Ah evet, sevgilisinin ismi Ashton'dı. Ve onlar barda çalıyorlardı. Klişe, şarkıcı sevgili işte. Biz de onları dinlemeye bara gidecektik. Bu yüzden dersleri uzatmıştık.

Okul binasından çıkıp yeşil bahçede ilerlerken okulun önünde bekleyen beyaz, son model, spor bir araba gördüm.

"Tanrım.. Arabaya bak Tiffany. Kıçını sağlama almışsın resmen, sürtük."

Tiffany kahkaha atıp hafifçe koluma yumruk attı. "Bunu bana otel odasının parasını ödememek için oral yapan kız mı söylüyor?"

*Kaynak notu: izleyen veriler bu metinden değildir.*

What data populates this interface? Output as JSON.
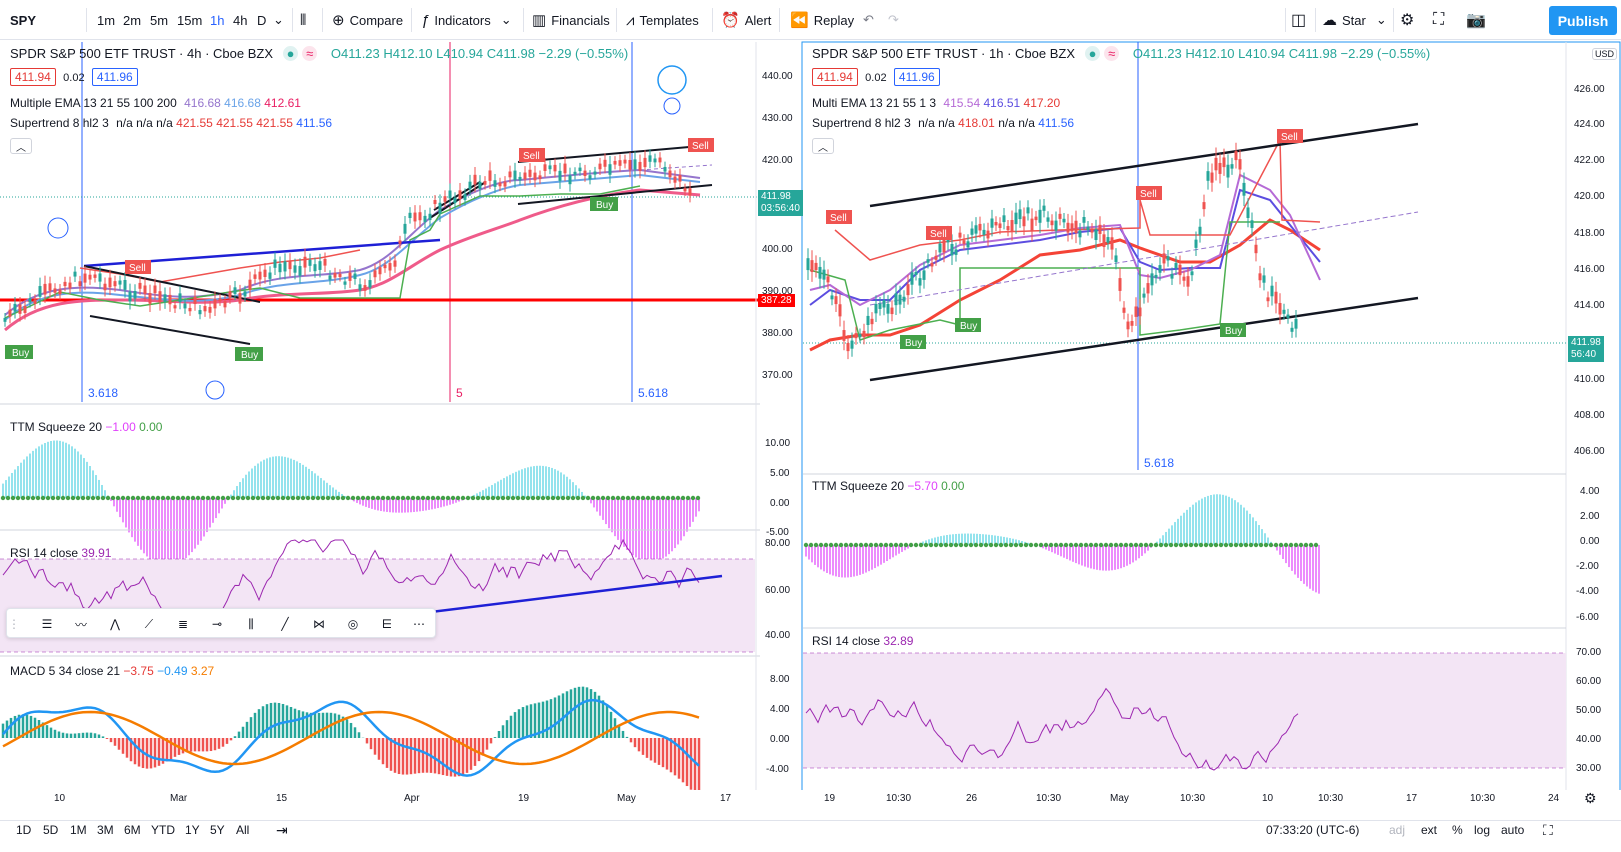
{
  "toolbar": {
    "symbol": "SPY",
    "intervals": [
      "1m",
      "2m",
      "5m",
      "15m",
      "1h",
      "4h",
      "D"
    ],
    "active_interval": "1h",
    "compare": "Compare",
    "indicators": "Indicators",
    "financials": "Financials",
    "templates": "Templates",
    "alert": "Alert",
    "replay": "Replay",
    "star": "Star",
    "publish": "Publish"
  },
  "left": {
    "title": "SPDR S&P 500 ETF TRUST · 4h · Cboe BZX",
    "ohlc": "O411.23 H412.10 L410.94 C411.98 −2.29 (−0.55%)",
    "bid": "411.94",
    "spread": "0.02",
    "ask": "411.96",
    "ema_label": "Multiple EMA 13 21 55 100 200",
    "ema_v1": "416.68",
    "ema_v2": "416.68",
    "ema_v3": "412.61",
    "st_label": "Supertrend 8 hl2 3",
    "st_vals": "n/a  n/a  n/a",
    "st_v1": "421.55",
    "st_v2": "421.55",
    "st_v3": "421.55",
    "st_v4": "411.56",
    "price_axis": [
      "440.00",
      "430.00",
      "420.00",
      "410.00",
      "400.00",
      "390.00",
      "380.00",
      "370.00"
    ],
    "last_price": "411.98",
    "countdown": "03:56:40",
    "level_price": "387.28",
    "fib_a": "3.618",
    "fib_b": "5",
    "fib_c": "5.618",
    "ttm_label": "TTM Squeeze 20",
    "ttm_v1": "−1.00",
    "ttm_v2": "0.00",
    "ttm_axis": [
      "10.00",
      "5.00",
      "0.00",
      "-5.00"
    ],
    "rsi_label": "RSI 14 close",
    "rsi_v": "39.91",
    "rsi_axis": [
      "80.00",
      "60.00",
      "40.00"
    ],
    "macd_label": "MACD 5 34 close 21",
    "macd_v1": "−3.75",
    "macd_v2": "−0.49",
    "macd_v3": "3.27",
    "macd_axis": [
      "8.00",
      "4.00",
      "0.00",
      "-4.00"
    ],
    "time_axis": [
      "10",
      "Mar",
      "15",
      "Apr",
      "19",
      "May",
      "17"
    ]
  },
  "right": {
    "title": "SPDR S&P 500 ETF TRUST · 1h · Cboe BZX",
    "ohlc": "O411.23 H412.10 L410.94 C411.98 −2.29 (−0.55%)",
    "bid": "411.94",
    "spread": "0.02",
    "ask": "411.96",
    "ema_label": "Multi EMA 13 21 55 1 3",
    "ema_v1": "415.54",
    "ema_v2": "416.51",
    "ema_v3": "417.20",
    "st_label": "Supertrend 8 hl2 3",
    "st_v1": "n/a  n/a",
    "st_v2": "418.01",
    "st_v3": "n/a  n/a",
    "st_v4": "411.56",
    "price_axis": [
      "426.00",
      "424.00",
      "422.00",
      "420.00",
      "418.00",
      "416.00",
      "414.00",
      "412.00",
      "410.00",
      "408.00",
      "406.00"
    ],
    "usd": "USD",
    "last_price": "411.98",
    "countdown": "56:40",
    "fib": "5.618",
    "ttm_label": "TTM Squeeze 20",
    "ttm_v1": "−5.70",
    "ttm_v2": "0.00",
    "ttm_axis": [
      "4.00",
      "2.00",
      "0.00",
      "-2.00",
      "-4.00",
      "-6.00"
    ],
    "rsi_label": "RSI 14 close",
    "rsi_v": "32.89",
    "rsi_axis": [
      "70.00",
      "60.00",
      "50.00",
      "40.00",
      "30.00"
    ],
    "time_axis": [
      "19",
      "10:30",
      "26",
      "10:30",
      "May",
      "10:30",
      "10",
      "10:30",
      "17",
      "10:30",
      "24"
    ]
  },
  "bottom": {
    "ranges": [
      "1D",
      "5D",
      "1M",
      "3M",
      "6M",
      "YTD",
      "1Y",
      "5Y",
      "All"
    ],
    "clock": "07:33:20 (UTC-6)",
    "adj": "adj",
    "ext": "ext",
    "pct": "%",
    "log": "log",
    "auto": "auto"
  },
  "colors": {
    "accent": "#2196f3",
    "up": "#26a69a",
    "down": "#ef5350",
    "rsi_band": "#f3e5f5",
    "rsi_line": "#9c27b0"
  }
}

Bu defa ikimiz de kahkaha atarak arabanın önüne gelmiştik. Tabii ki Tiffany ön koltuğa geçerken ben arka koltuklara oturmuştum. Direksiyon başındaki bukleli çocuk gülümseyerek Tiffany'ye döndü ve beni bile unutup öpüşmeye başladılar.

"Öhm, bence barda kiralık odalar vardır. Oraya kadar sabredemez misiniz?" diye mırıldandım çifte bakarak. İkisi de gülüşüp birbirinden ayrılırken ne kadar sevimsiz (!) olduklarını fark etmiştim.

Sonunda yola çıkıp bara doğru gitmeye başladık. Bar şehir içindeydi bu yüzden gece eve dönmek bana pahalıya mal olacaktı. Neyse ki cüzdanımda bir miktar para vardı yoksa taksi şoförüyle yatmak falan istemiyordum.

Ashton arabayı durdurduktan sonra hava hafiften kararmıştı. Tiffany ve Ashton tekrar öpüşmeye başlamadan önce arabadan inip kapıyı örttüm.

Bu buluşma planlı olarak ayarlansa da okula giderken her zamanki halimle giyinmiştim. Sadece makyajı biraz ağır yapmıştım o kadar.

Ashton ve Tiffany de arabadan inince hep beraber bara girdik, sorgusuz. Görevliler Ashton olduğu için almışlardı bizi içeriye. Bunu anlamamak için sivrizeka olmaya gerek yoktu.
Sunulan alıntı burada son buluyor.